Davidson called funding for the air-and-missile defense of Guam his No. 1 priority. Even with Navy destroyers combined with the Terminal High-Altitude Area Defense system in Guam now, the systems are no match for missile threats from China, he said.
They don't provide 360-degree defense, he explained, leaving them more suited for defending against a rogue shot from North Korea than the more advanced missile threats from China.
"There are 170,000 Americans living in Guam, and their defense is homeland defense," he said, adding that about 22,000 service members, civilian contractors and military family members are based on the tiny island in the Western Pacific.
The number of personnel will only increase, he added. The U.S. is investing billions to make Guam a major hub for military operations in the Asia-Pacific region.
The Marine Corps in October activated Camp Blaz in Guam, the first new base for the service in the Pacific since the 1950s. About 5,000 Marines are slated to relocate there from Japan in the next five years.
Now, Davidson said, the military needs to protect those assets.
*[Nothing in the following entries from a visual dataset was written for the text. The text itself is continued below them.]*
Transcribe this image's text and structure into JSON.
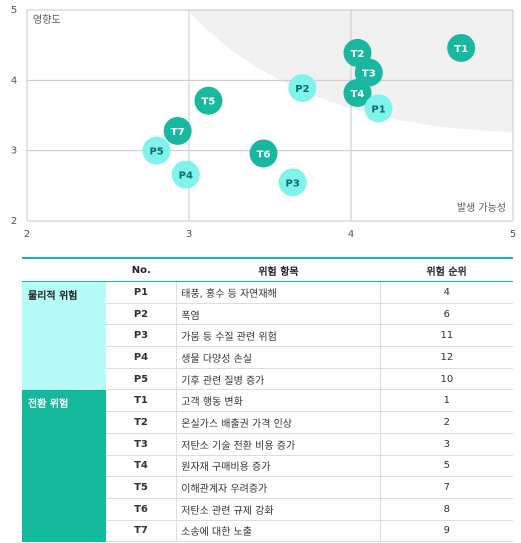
{
  "chart_data": {
    "type": "scatter",
    "y_label": "영향도",
    "x_label": "발생 가능성",
    "xlim": [
      2,
      5
    ],
    "ylim": [
      2,
      5
    ],
    "xticks": [
      2,
      3,
      4,
      5
    ],
    "yticks": [
      2,
      3,
      4,
      5
    ],
    "grid": true,
    "series": [
      {
        "color": "#17b89f",
        "text_color": "#ffffff",
        "labels": [
          "T1",
          "T2",
          "T3",
          "T4",
          "T5",
          "T6",
          "T7"
        ],
        "x": [
          4.68,
          4.04,
          4.11,
          4.04,
          3.12,
          3.46,
          2.93
        ],
        "y": [
          4.46,
          4.39,
          4.11,
          3.82,
          3.71,
          2.96,
          3.28
        ]
      },
      {
        "color": "#7ff3ec",
        "text_color": "#0e6e62",
        "labels": [
          "P1",
          "P2",
          "P3",
          "P4",
          "P5"
        ],
        "x": [
          4.17,
          3.7,
          3.64,
          2.98,
          2.8
        ],
        "y": [
          3.6,
          3.89,
          2.55,
          2.66,
          3.0
        ]
      }
    ]
  },
  "table": {
    "header": [
      "No.",
      "위험 항목",
      "위험 순위"
    ],
    "groups": [
      {
        "name": "물리적 위험",
        "color": "#b6fbf6",
        "text_color": "#222222",
        "rows": [
          [
            "P1",
            "태풍, 홍수 등 자연재해",
            "4"
          ],
          [
            "P2",
            "폭염",
            "6"
          ],
          [
            "P3",
            "가뭄 등 수질 관련 위험",
            "11"
          ],
          [
            "P4",
            "생물 다양성 손실",
            "12"
          ],
          [
            "P5",
            "기후 관련 질병 증가",
            "10"
          ]
        ]
      },
      {
        "name": "전환 위험",
        "color": "#14b89c",
        "text_color": "#ffffff",
        "rows": [
          [
            "T1",
            "고객 행동 변화",
            "1"
          ],
          [
            "T2",
            "온실가스 배출권 가격 인상",
            "2"
          ],
          [
            "T3",
            "저탄소 기술 전환 비용 증가",
            "3"
          ],
          [
            "T4",
            "원자재 구매비용 증가",
            "5"
          ],
          [
            "T5",
            "이해관계자 우려증가",
            "7"
          ],
          [
            "T6",
            "저탄소 관련 규제 강화",
            "8"
          ],
          [
            "T7",
            "소송에 대한 노출",
            "9"
          ]
        ]
      }
    ]
  }
}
"We must evolve the critical defense of our people, our platforms and our posture initiatives, and it begins in Guam," he said.
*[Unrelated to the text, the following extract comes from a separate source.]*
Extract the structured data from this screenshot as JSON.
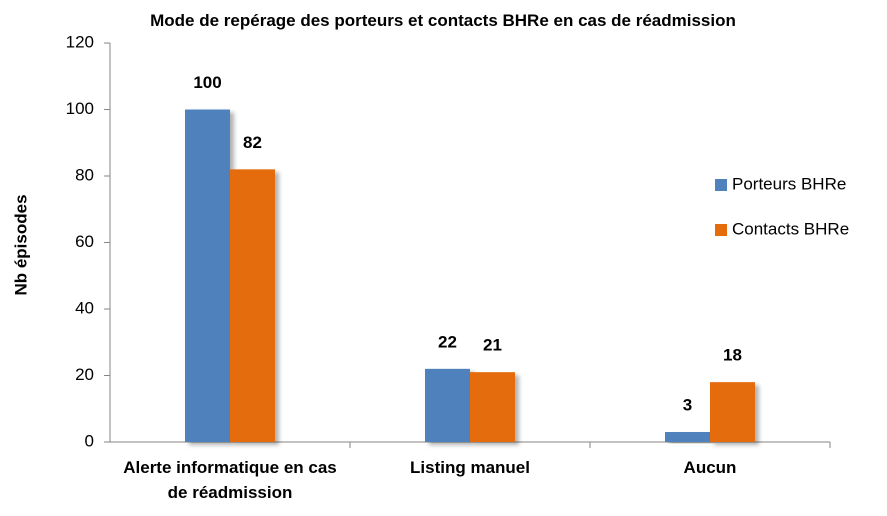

Putting a new air-defense system in Guam won't make the island a target, Davidson said, because it already is one. He cited a video the Chinese air force released in September depicting one of its long-range bombers carrying out a simulated missile strike in Guam.
"What the Chinese are showing you, not only in video, but in deployments in the region with circumnavigations of Guam and the commonwealth and the Northern Marianas with surface ships, with bomber runs in the Philippines Sea, and submarines ... around those areas means there's a 360-degree threat," Davidson said.
China seeks a new world order, he added -- one in which "Chinese national power is more important than international law."
Military leaders have warned that the investments China has pumped into building up its military in recent years could leave the U.S. outmatched in the region within a decade. Former Navy Secretary Kenneth Braithwaite described his concerns over China this way in October: "What we are seeing emerging is a threat beyond any comparison ever in the history of our country."
Defense Secretary Lloyd Austin, in a memo issued to the force Thursday, lists developing plans and capabilities to deter China as a top military priority.
Davidson said China could "achieve overmatch" in the region as soon as 2026.